Deze subsidie – voor zowel studiekosten als studieverlof – kan worden aangevraagd door leraren in po, vo, mbo en hbo voor het volgen van een geaccrediteerde bachelor- of masteropleiding.
Zij-instroom
Onder dit budget vallen twee verschillende regelingen:
-
1. De regeling zij-instroom: voorziet in een subsidie voor de opleiding en begeleiding van zij-instromers in het po, vo en mbo via het traject <zij-instroom in het beroep>
-
2. Subsidie korte scholingstrajecten vo: een (toekomstig) leraar in het vo heeft de mogelijkheid om de juiste bevoegdheid te behalen om les te mogen geven in het vo.
Opdrachten
Ter ondersteuning, monitoring en evaluatie van het beleid wordt expertise op het terrein van communicatie, onderzoek en het maken van ramingen ingehuurd.
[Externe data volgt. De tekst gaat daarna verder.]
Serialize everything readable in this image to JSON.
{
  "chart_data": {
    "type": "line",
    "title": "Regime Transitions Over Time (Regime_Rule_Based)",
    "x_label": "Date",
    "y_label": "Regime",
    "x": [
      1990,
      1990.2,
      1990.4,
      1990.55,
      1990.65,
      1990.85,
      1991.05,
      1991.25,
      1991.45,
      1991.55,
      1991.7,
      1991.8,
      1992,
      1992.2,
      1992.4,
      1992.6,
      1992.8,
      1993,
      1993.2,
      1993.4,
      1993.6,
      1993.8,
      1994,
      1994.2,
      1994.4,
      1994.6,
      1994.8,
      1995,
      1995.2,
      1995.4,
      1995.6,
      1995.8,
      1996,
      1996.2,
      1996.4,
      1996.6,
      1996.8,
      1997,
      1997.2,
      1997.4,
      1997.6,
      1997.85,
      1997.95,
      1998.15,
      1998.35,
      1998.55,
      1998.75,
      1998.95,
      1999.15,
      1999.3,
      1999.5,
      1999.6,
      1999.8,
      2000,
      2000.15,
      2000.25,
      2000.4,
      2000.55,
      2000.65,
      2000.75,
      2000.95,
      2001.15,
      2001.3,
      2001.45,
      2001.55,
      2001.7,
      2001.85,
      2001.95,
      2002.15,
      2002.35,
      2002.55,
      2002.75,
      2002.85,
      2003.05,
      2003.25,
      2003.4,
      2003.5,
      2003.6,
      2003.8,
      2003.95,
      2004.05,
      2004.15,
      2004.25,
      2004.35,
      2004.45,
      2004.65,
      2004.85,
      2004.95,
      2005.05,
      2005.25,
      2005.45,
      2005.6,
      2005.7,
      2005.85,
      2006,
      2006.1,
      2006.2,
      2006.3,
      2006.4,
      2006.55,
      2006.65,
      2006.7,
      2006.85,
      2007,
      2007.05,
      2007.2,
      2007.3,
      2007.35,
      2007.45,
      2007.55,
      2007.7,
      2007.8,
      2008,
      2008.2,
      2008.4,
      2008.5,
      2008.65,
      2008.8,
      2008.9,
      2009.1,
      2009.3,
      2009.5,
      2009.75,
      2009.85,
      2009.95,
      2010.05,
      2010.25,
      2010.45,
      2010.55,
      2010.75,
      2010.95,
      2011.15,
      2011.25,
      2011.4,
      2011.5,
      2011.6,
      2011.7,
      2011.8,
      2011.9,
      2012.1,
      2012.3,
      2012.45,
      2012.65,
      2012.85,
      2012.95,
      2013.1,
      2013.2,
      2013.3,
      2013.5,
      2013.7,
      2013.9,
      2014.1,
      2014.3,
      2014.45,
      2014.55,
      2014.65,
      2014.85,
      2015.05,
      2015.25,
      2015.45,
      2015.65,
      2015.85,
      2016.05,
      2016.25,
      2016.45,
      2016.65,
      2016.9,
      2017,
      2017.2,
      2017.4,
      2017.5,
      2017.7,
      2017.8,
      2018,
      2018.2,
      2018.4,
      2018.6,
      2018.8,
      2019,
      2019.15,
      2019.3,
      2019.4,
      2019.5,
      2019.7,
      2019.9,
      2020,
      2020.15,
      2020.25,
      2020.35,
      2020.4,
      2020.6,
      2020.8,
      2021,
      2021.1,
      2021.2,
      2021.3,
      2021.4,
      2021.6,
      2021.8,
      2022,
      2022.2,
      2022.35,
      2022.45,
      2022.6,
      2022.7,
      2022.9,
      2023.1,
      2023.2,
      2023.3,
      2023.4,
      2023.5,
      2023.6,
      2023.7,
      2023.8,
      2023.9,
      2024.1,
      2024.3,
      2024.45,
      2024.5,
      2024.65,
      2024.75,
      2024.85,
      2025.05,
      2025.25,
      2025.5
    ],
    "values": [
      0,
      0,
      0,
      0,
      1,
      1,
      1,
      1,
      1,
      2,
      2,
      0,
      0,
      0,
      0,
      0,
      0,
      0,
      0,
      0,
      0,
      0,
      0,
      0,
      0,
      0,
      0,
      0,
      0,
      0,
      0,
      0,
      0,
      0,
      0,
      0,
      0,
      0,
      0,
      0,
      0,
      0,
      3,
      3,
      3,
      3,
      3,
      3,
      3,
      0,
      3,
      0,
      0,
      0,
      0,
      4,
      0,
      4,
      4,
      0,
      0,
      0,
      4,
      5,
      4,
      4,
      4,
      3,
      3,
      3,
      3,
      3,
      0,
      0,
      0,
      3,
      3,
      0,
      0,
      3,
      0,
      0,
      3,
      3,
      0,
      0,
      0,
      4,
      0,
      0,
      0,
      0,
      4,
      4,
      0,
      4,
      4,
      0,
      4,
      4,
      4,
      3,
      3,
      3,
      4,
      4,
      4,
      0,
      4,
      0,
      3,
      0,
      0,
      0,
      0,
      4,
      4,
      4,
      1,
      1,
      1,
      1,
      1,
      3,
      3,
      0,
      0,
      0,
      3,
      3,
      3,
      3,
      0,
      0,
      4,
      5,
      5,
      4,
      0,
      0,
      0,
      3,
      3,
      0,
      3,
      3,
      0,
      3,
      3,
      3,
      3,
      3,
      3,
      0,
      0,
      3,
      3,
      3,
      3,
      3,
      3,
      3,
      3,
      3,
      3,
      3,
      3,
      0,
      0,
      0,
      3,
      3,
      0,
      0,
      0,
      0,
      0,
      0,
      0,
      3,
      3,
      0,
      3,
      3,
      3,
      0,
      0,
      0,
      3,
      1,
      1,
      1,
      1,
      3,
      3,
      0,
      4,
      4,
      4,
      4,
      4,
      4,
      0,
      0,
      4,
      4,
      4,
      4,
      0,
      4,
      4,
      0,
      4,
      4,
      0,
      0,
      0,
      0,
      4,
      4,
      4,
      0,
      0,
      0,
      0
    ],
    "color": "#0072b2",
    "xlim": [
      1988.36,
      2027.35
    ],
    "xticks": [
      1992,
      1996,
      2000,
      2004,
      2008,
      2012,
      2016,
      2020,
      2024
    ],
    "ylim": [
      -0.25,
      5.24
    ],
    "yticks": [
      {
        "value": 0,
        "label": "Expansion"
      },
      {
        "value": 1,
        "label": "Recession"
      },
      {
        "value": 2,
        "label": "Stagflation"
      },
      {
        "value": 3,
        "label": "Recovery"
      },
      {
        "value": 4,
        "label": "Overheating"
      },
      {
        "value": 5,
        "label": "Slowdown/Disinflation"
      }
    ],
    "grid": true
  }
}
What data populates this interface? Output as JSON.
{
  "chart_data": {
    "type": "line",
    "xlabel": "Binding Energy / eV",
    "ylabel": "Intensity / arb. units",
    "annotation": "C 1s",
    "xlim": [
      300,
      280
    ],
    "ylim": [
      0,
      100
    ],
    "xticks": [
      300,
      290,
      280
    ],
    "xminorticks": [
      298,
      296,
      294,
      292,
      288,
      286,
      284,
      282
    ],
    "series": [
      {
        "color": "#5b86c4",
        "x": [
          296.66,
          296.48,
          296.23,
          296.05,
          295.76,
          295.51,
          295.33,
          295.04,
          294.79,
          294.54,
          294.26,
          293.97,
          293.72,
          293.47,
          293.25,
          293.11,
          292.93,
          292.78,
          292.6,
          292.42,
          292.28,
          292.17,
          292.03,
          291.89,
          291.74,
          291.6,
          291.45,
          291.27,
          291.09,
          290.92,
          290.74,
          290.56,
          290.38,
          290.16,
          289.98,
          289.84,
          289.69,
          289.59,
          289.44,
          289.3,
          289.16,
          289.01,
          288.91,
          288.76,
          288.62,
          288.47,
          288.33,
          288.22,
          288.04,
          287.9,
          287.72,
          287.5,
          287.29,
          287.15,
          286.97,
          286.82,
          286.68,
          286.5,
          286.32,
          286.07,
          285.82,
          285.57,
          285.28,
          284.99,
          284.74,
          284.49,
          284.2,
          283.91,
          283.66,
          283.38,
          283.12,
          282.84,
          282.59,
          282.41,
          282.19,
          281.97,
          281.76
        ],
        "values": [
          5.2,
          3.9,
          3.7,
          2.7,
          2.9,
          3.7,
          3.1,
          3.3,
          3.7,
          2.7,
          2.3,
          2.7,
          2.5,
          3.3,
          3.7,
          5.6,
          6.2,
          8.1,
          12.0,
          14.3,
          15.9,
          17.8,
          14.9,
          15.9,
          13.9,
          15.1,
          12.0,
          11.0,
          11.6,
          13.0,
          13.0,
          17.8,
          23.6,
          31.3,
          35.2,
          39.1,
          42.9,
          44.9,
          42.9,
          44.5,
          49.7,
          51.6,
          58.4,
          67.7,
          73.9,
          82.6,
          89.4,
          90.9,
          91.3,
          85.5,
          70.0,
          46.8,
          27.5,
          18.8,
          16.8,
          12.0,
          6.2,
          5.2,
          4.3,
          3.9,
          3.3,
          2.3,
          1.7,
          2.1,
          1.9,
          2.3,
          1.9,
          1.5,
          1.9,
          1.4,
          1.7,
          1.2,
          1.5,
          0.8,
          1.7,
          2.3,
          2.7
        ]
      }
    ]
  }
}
Bijdrage aan agentschappen
Dienst Uitvoering Onderwijs
De Dienst Uitvoering Onderwijs (DUO) is de uitvoeringsorganisatie van het Ministerie van OCW. Ze levert producten en diensten op het terrein van bekostiging van instellingen, financiering van studenten en informatievoorziening. Het betreft het aandeel in de uitvoeringskosten van DUO voor dit begrotingsartikel.